“在外面。张屠的妻子刘氏已经被抓了,关在大牢里。他的哥哥张大旺在正堂,等着陈县令审案。”
“刘氏承认了吗?”
“承认了。她说砒霜是她下的。”
上官不畏放下银针,掰开张屠的嘴,用一根细竹签探进喉咙里刮了几下。
竹签上沾了一些黑色的黏液,她放在鼻尖闻了闻,又用舌尖轻轻碰了一下。
“是砒霜,纯的,不是掺了杂质的。”
她顿了顿。
“这种纯度的砒霜,市面上买不到。”
“那从哪里来的?”
“要么是药铺里偷的,要么是有人从外地带进来的。清河县的药铺,卖的都是掺了杂质的砒霜,用来毒老鼠的。纯的砒霜,只有州府的大药铺才有,而且要登记。”
萧浮云记下了这条。
上官不畏继续检查。
她翻开张屠的眼皮,眼白上的血点密密麻麻,像一张红色的网。
她按了按他的眼球,眼球很硬,按不下去。
这是颅内压增高的表现,砒霜中毒会引起脑水肿,颅内压升高,眼球就会变硬。
她检查了张屠的手。
手指弯曲,指甲发黑,指甲缝里有黑色的污渍。
她用银针挑出一些污渍,放在白纸上。
“这不是砒霜,是猪血。

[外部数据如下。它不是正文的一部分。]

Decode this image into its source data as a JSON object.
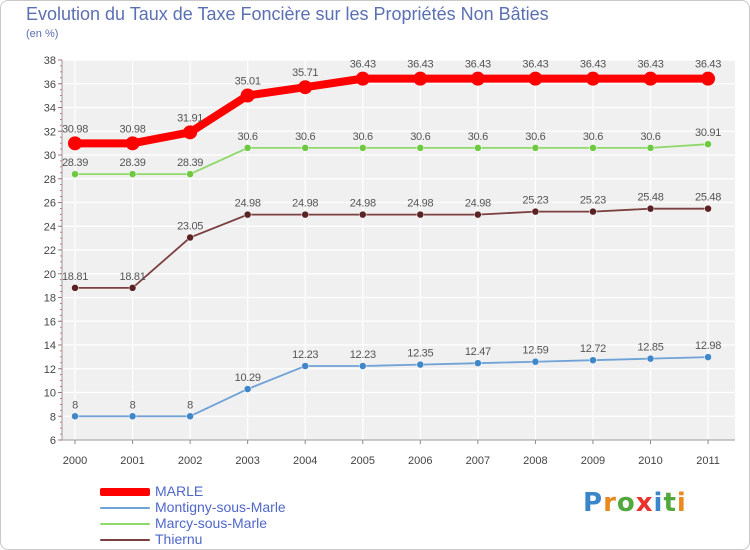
{
  "title": "Evolution du Taux de Taxe Foncière sur les Propriétés Non Bâties",
  "unit_label": "(en %)",
  "logo": {
    "text": "Proxiti",
    "letters": [
      "P",
      "r",
      "o",
      "x",
      "i",
      "t",
      "i"
    ],
    "colors": [
      "#3a86c8",
      "#e88a1e",
      "#52a83d",
      "#e8322a",
      "#3a86c8",
      "#52a83d",
      "#e88a1e"
    ]
  },
  "chart_data": {
    "type": "line",
    "title": "Evolution du Taux de Taxe Foncière sur les Propriétés Non Bâties",
    "ylabel": "(en %)",
    "xlabel": "",
    "ylim": [
      6,
      38
    ],
    "yticks": [
      6,
      8,
      10,
      12,
      14,
      16,
      18,
      20,
      22,
      24,
      26,
      28,
      30,
      32,
      34,
      36,
      38
    ],
    "grid": true,
    "x": [
      "2000",
      "2001",
      "2002",
      "2003",
      "2004",
      "2005",
      "2006",
      "2007",
      "2008",
      "2009",
      "2010",
      "2011"
    ],
    "series": [
      {
        "name": "MARLE",
        "color": "#ff0000",
        "emphasis": true,
        "values": [
          30.98,
          30.98,
          31.91,
          35.01,
          35.71,
          36.43,
          36.43,
          36.43,
          36.43,
          36.43,
          36.43,
          36.43
        ],
        "labels": [
          "30.98",
          "30.98",
          "31.91",
          "35.01",
          "35.71",
          "36.43",
          "36.43",
          "36.43",
          "36.43",
          "36.43",
          "36.43",
          "36.43"
        ]
      },
      {
        "name": "Montigny-sous-Marle",
        "color": "#6fa2d6",
        "point_color": "#3f87c9",
        "values": [
          8,
          8,
          8,
          10.29,
          12.23,
          12.23,
          12.35,
          12.47,
          12.59,
          12.72,
          12.85,
          12.98
        ],
        "labels": [
          "8",
          "8",
          "8",
          "10.29",
          "12.23",
          "12.23",
          "12.35",
          "12.47",
          "12.59",
          "12.72",
          "12.85",
          "12.98"
        ]
      },
      {
        "name": "Marcy-sous-Marle",
        "color": "#8fd86a",
        "point_color": "#6dc93f",
        "values": [
          28.39,
          28.39,
          28.39,
          30.6,
          30.6,
          30.6,
          30.6,
          30.6,
          30.6,
          30.6,
          30.6,
          30.91
        ],
        "labels": [
          "28.39",
          "28.39",
          "28.39",
          "30.6",
          "30.6",
          "30.6",
          "30.6",
          "30.6",
          "30.6",
          "30.6",
          "30.6",
          "30.91"
        ]
      },
      {
        "name": "Thiernu",
        "color": "#7b3f3f",
        "point_color": "#5a2222",
        "values": [
          18.81,
          18.81,
          23.05,
          24.98,
          24.98,
          24.98,
          24.98,
          24.98,
          25.23,
          25.23,
          25.48,
          25.48
        ],
        "labels": [
          "18.81",
          "18.81",
          "23.05",
          "24.98",
          "24.98",
          "24.98",
          "24.98",
          "24.98",
          "25.23",
          "25.23",
          "25.48",
          "25.48"
        ]
      }
    ]
  }
}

他是屠户,每天杀猪,指甲缝里有猪血很正常。”
她检查了张屠的胳膊、胸口、腹部、腿。
没有外伤,没有针孔,没有任何被人袭击的痕迹。
“他是在家里死的?”上官不畏问道。
“对。死在自己的床上。他哥哥说,早上叫他起来杀猪,叫不醒,推开门一看,人已经硬了。”
“床上有呕吐物吗?”
“有。他哥哥说,床上吐得一塌糊涂,全是黑水。”
“那就对上了。”
上官不畏站起来。
“砒霜中毒,会剧烈呕吐。他吐了,说明毒是吃进去的,不是吸进去的,也不是注射,进去的。”
萧浮云合上本子。
“去正堂吧,陈县令等着我们的验尸结果。”
两个人走出停尸房。
院子里,一个差役正在扫地,扫帚在地上划拉划拉地响。
阳光从云层的缝隙里漏下来,照在地上,白惨惨的,没有一点温度。
正堂里,陈县令坐在书案后面,面前摊着案卷。
他的旁边站着一个四十多岁的男人,穿着一件蓝色的棉袍,脸很圆,眼睛很小,嘴唇很厚,看起来很憨厚,但眼神里有一种说不出的精明。